Daesh Suicide Bombers Attack Kurdish Military Positions in Raqqa, 'Clashes Still Ongoing' - SDF
According to the Kurdish-led Syrian Democratic Forces (SDF), at least three Daesh suicide bombers on Wednesday attacked its military positions in Syria's Raqqa.
The SDF stressed in a statement that the Daesh* terrorists took "advantage of an imminent Turkish invasion", adding that "clashes still ongoing". The SDF has not provided further details including casualties or damage inflicted by the terrorist attack.
Raqqa was seized by Syrian opposition forces in 2013 and then captured by Daesh, which then proclaimed the city its de facto capital. In 2016, the SDF, backed by the US-led military coalition, launched a campaign to liberate the city. The operation culminated in the 2017 Battle of Raqqa, which brought the city back under SDF control.

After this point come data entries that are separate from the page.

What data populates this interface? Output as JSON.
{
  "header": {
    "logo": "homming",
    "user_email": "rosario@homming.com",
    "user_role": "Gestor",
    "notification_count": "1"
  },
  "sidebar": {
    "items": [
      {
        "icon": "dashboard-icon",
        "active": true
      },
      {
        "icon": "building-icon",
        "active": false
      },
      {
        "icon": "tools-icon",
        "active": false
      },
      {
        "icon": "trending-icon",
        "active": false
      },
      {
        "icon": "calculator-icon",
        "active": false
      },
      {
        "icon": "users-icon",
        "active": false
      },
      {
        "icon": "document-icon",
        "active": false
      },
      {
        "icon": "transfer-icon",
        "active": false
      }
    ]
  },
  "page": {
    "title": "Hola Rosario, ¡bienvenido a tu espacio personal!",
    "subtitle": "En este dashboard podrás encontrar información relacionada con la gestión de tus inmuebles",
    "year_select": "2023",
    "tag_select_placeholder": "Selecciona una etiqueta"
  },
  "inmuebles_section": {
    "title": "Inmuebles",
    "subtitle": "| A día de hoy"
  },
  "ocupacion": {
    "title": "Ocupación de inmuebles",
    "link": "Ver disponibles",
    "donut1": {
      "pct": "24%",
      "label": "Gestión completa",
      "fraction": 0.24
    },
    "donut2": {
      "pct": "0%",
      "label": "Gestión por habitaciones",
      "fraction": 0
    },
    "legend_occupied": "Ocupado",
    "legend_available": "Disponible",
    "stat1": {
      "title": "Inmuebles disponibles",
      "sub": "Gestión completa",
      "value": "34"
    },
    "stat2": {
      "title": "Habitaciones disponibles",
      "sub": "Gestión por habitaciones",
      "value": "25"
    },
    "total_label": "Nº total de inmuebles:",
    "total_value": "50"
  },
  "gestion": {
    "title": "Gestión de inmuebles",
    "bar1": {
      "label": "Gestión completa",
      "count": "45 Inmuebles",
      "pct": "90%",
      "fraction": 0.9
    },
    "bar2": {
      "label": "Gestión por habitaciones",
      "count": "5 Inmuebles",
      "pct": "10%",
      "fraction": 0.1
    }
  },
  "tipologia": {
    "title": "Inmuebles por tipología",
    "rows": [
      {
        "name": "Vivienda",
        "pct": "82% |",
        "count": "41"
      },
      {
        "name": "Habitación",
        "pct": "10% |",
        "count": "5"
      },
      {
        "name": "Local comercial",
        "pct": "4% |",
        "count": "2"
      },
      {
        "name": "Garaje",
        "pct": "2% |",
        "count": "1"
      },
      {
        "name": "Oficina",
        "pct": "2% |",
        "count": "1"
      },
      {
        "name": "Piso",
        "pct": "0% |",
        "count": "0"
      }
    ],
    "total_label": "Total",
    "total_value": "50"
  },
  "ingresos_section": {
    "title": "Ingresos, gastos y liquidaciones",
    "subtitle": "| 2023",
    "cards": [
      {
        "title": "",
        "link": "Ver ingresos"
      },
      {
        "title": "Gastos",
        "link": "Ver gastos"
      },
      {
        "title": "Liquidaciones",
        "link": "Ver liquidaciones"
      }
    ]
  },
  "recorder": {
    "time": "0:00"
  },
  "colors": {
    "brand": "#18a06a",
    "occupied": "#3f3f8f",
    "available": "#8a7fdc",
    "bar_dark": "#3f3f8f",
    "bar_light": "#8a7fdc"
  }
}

Turkish President Recep Tayyip Erdogan has vowed a military operation in northern Syria east of the Euphrates in coming days, after the United States announced it would pull out of the region.
The impending Turkish operation is likely to be an assault on Kurdish fighters who led the armed anti-terror coalition known as the SDF, which the US heavily subsidized to spearhead successful attacks on the Daesh terrorists.
The United States, which has traditionally backed the Kurds, has made it clear that it will not "support or be involved in" the Turkish military incursion. Washington has begun to withdraw its troops from the area. Syrian Deputy Foreign Minister Faisal Mekdad said that his country will defend its territory and will not allow a Turkish military occupation of "even an inch of Syrian land."
Amid the ongoing Syrian civil war, the Kurds, controlling the country's northern areas, announced the creation of the federal region of Rojava in 2016, with Damascus observing that the move carried no legal weight. The Syrian government has repeatedly urged the Kurds to join a dialogue and has slammed their reliance on US forces illegally operating in the country.
A senior SDF commander, Mazloum Kobani Abdi, told NBC on Monday that Kurdish-led forces do not rule out backtracking on their pro-US stance and joining with Syrian President Bashar Assad to fight a looming Turkish military offensive in the north of the Arab republic.